Günümüz Türkiye’sinde 1940’lı yıllardaki işçilerin günlük yaşamına, mücadelelerine, devlet, sendika ve işveren ile ilişkilerine bakmak, mevcut işçi sınıfının bugünden geleceğe uzanan mücadelesinin analizinde önemli açılımlar sağlar. M. Hakan Koçak; doktora tezinden genişleterek kitaba dönüştürdüğü çalışmasında; Paşabahçe işçilerinin öykülerini büyük bir titizlikle işleyerek hem o dönemdeki işçilerin öyküleri aracılığı ile sınıf oluşumunu açığa çıkarmaya çalışıyor, hem de işçi sınıfını süreç ve ilişki çerçevesinde analiz ederek bugüne ve geleceğe dair öngörülerde bulunarak emek tarihi literatürüne önemli bir katkı sağlıyor.

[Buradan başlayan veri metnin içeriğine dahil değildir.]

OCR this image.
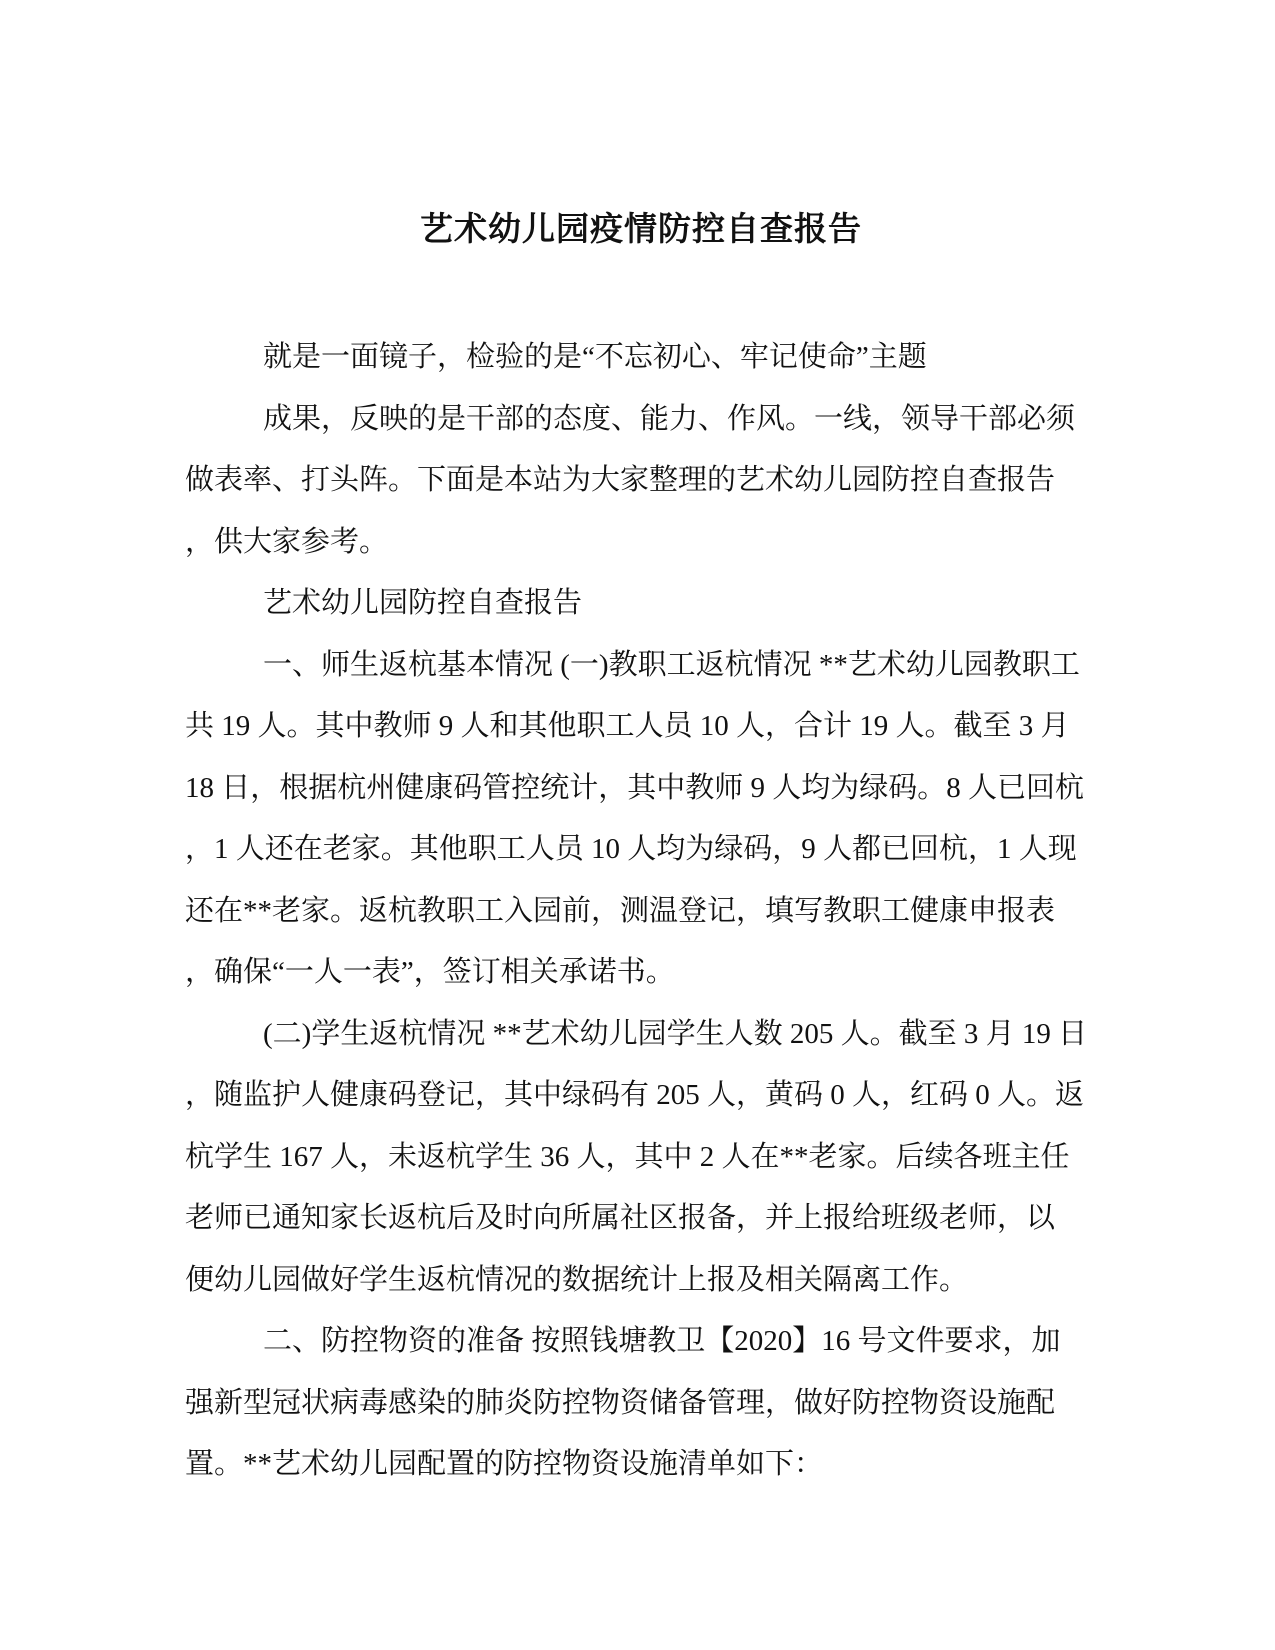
艺术幼儿园疫情防控自查报告
就是一面镜子，检验的是“不忘初心、牢记使命”主题
成果，反映的是干部的态度、能力、作风。一线，领导干部必须
做表率、打头阵。下面是本站为大家整理的艺术幼儿园防控自查报告
，供大家参考。
艺术幼儿园防控自查报告
一、师生返杭基本情况 (一)教职工返杭情况 **艺术幼儿园教职工
共 19 人。其中教师 9 人和其他职工人员 10 人，合计 19 人。截至 3 月
18 日，根据杭州健康码管控统计，其中教师 9 人均为绿码。8 人已回杭
，1 人还在老家。其他职工人员 10 人均为绿码，9 人都已回杭，1 人现
还在**老家。返杭教职工入园前，测温登记，填写教职工健康申报表
，确保“一人一表”，签订相关承诺书。
(二)学生返杭情况 **艺术幼儿园学生人数 205 人。截至 3 月 19 日
，随监护人健康码登记，其中绿码有 205 人，黄码 0 人，红码 0 人。返
杭学生 167 人，未返杭学生 36 人，其中 2 人在**老家。后续各班主任
老师已通知家长返杭后及时向所属社区报备，并上报给班级老师，以
便幼儿园做好学生返杭情况的数据统计上报及相关隔离工作。
二、防控物资的准备 按照钱塘教卫【2020】16 号文件要求，加
强新型冠状病毒感染的肺炎防控物资储备管理，做好防控物资设施配
置。**艺术幼儿园配置的防控物资设施清单如下：
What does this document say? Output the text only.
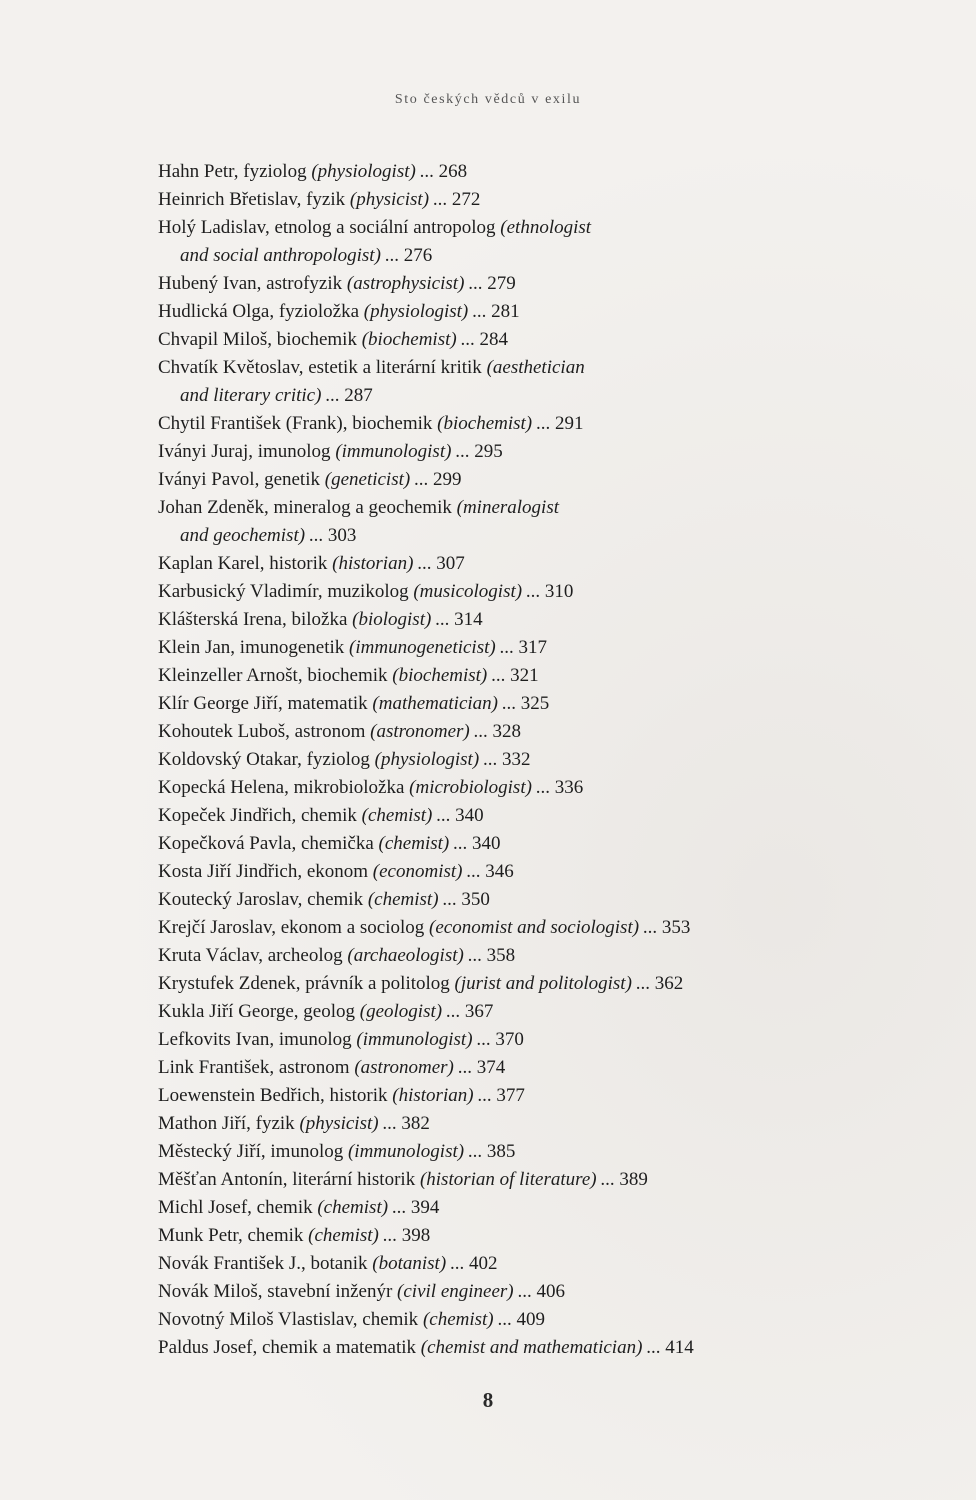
Sto českých vědců v exilu
Hahn Petr, fyziolog (physiologist) ... 268
Heinrich Břetislav, fyzik (physicist) ... 272
Holý Ladislav, etnolog a sociální antropolog (ethnologist
and social anthropologist) ... 276
Hubený Ivan, astrofyzik (astrophysicist) ... 279
Hudlická Olga, fyzioložka (physiologist) ... 281
Chvapil Miloš, biochemik (biochemist) ... 284
Chvatík Květoslav, estetik a literární kritik (aesthetician
and literary critic) ... 287
Chytil František (Frank), biochemik (biochemist) ... 291
Iványi Juraj, imunolog (immunologist) ... 295
Iványi Pavol, genetik (geneticist) ... 299
Johan Zdeněk, mineralog a geochemik (mineralogist
and geochemist) ... 303
Kaplan Karel, historik (historian) ... 307
Karbusický Vladimír, muzikolog (musicologist) ... 310
Klášterská Irena, biložka (biologist) ... 314
Klein Jan, imunogenetik (immunogeneticist) ... 317
Kleinzeller Arnošt, biochemik (biochemist) ... 321
Klír George Jiří, matematik (mathematician) ... 325
Kohoutek Luboš, astronom (astronomer) ... 328
Koldovský Otakar, fyziolog (physiologist) ... 332
Kopecká Helena, mikrobioložka (microbiologist) ... 336
Kopeček Jindřich, chemik (chemist) ... 340
Kopečková Pavla, chemička (chemist) ... 340
Kosta Jiří Jindřich, ekonom (economist) ... 346
Koutecký Jaroslav, chemik (chemist) ... 350
Krejčí Jaroslav, ekonom a sociolog (economist and sociologist) ... 353
Kruta Václav, archeolog (archaeologist) ... 358
Krystufek Zdenek, právník a politolog (jurist and politologist) ... 362
Kukla Jiří George, geolog (geologist) ... 367
Lefkovits Ivan, imunolog (immunologist) ... 370
Link František, astronom (astronomer) ... 374
Loewenstein Bedřich, historik (historian) ... 377
Mathon Jiří, fyzik (physicist) ... 382
Městecký Jiří, imunolog (immunologist) ... 385
Měšťan Antonín, literární historik (historian of literature) ... 389
Michl Josef, chemik (chemist) ... 394
Munk Petr, chemik (chemist) ... 398
Novák František J., botanik (botanist) ... 402
Novák Miloš, stavební inženýr (civil engineer) ... 406
Novotný Miloš Vlastislav, chemik (chemist) ... 409
Paldus Josef, chemik a matematik (chemist and mathematician) ... 414
8
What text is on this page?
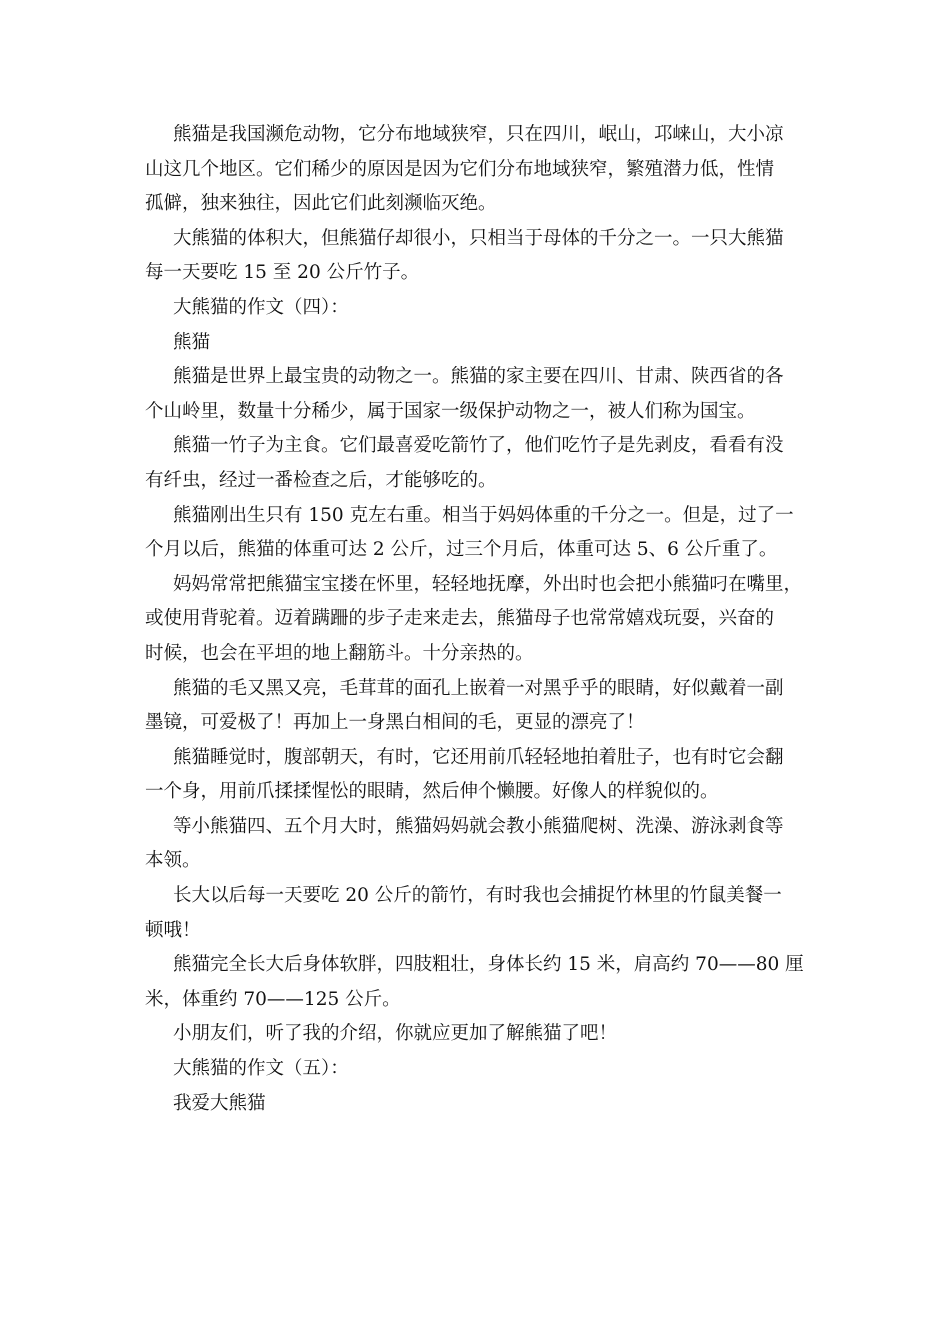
熊猫是我国濒危动物，它分布地域狭窄，只在四川，岷山，邛崃山，大小凉
山这几个地区。它们稀少的原因是因为它们分布地域狭窄，繁殖潜力低，性情
孤僻，独来独往，因此它们此刻濒临灭绝。
大熊猫的体积大，但熊猫仔却很小，只相当于母体的千分之一。一只大熊猫
每一天要吃 15 至 20 公斤竹子。
大熊猫的作文（四）：
熊猫
熊猫是世界上最宝贵的动物之一。熊猫的家主要在四川、甘肃、陕西省的各
个山岭里，数量十分稀少，属于国家一级保护动物之一，被人们称为国宝。
熊猫一竹子为主食。它们最喜爱吃箭竹了，他们吃竹子是先剥皮，看看有没
有纤虫，经过一番检查之后，才能够吃的。
熊猫刚出生只有 150 克左右重。相当于妈妈体重的千分之一。但是，过了一
个月以后，熊猫的体重可达 2 公斤，过三个月后，体重可达 5、6 公斤重了。
妈妈常常把熊猫宝宝搂在怀里，轻轻地抚摩，外出时也会把小熊猫叼在嘴里，
或使用背驼着。迈着蹒跚的步子走来走去，熊猫母子也常常嬉戏玩耍，兴奋的
时候，也会在平坦的地上翻筋斗。十分亲热的。
熊猫的毛又黑又亮，毛茸茸的面孔上嵌着一对黑乎乎的眼睛，好似戴着一副
墨镜，可爱极了！再加上一身黑白相间的毛，更显的漂亮了！
熊猫睡觉时，腹部朝天，有时，它还用前爪轻轻地拍着肚子，也有时它会翻
一个身，用前爪揉揉惺忪的眼睛，然后伸个懒腰。好像人的样貌似的。
等小熊猫四、五个月大时，熊猫妈妈就会教小熊猫爬树、洗澡、游泳剥食等
本领。
长大以后每一天要吃 20 公斤的箭竹，有时我也会捕捉竹林里的竹鼠美餐一
顿哦！
熊猫完全长大后身体软胖，四肢粗壮，身体长约 15 米，肩高约 70——80 厘
米，体重约 70——125 公斤。
小朋友们，听了我的介绍，你就应更加了解熊猫了吧！
大熊猫的作文（五）：
我爱大熊猫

Edward Palmer Thompson dev hacimli “İngiliz İşçi Sınıfının Oluşumu” adlı yapıtının amacını belirtirken yazdığı tarihin motivasyonunun; “yoksul çorapçıyı ve dik başlı el dokumacısını gelecek kuşakların muazzam hor görüsünden kurtarmak” olduğunu açıkça belirtmiştir. Ne ki bilinmeyeni unutulmuşluktan kurtarmak için, tarihçinin, tarihe artık birleşik bir süreç, birçok bireyin içine gömüldüğü bir büyük anlatı olarak değil, birçok bireysel merkeze sahip çok çehreli bir akış olarak bakan yeni bir kavramsal ve yöntembilimsel tarih yaklaşımına gereksinimi vardır. Artık önemli olan tarih değil tarihler ya da daha doğrusu öykülerdir. Hakan Koçak, “Camın İşçileri Paşabahçe İşçilerinin Sınıf Olma Öyküleri” kitabında, aşağıdan tarih yöntemini kullanarak Şişecam Fabrikası işçilerinin öykülerinin ve mücadelelerinin ışığında sınıflaşma süreçlerini berrak bir dil ile anlatıyor. 1935 yılında İstanbul Paşabahçe’de kurulan ve 2002 yılında kapatılan Şişecam Fabrikası işçilerinin mücadeleleri, gündelik deneyimleri, sendikal faaliyetleri ve politik tutumları mekânla da ilişkilendirilerek tarihsel sosyolojinin imkânları ışığında detaylı bir biçimde analiz ediliyor. Bu analizde; hem fabrikadaki emek süreçleri teorik ve pratik düzlemde işleniyor hem de fabrikanın dışına da çıkmak suretiyle cam işçilerinin ve Türkiye işçi sınıfının oluşum sürecinin ipuçları serimlenilirken bugüne ve geleceğe yönelik çıkarımlar da ihmal edilmiyor.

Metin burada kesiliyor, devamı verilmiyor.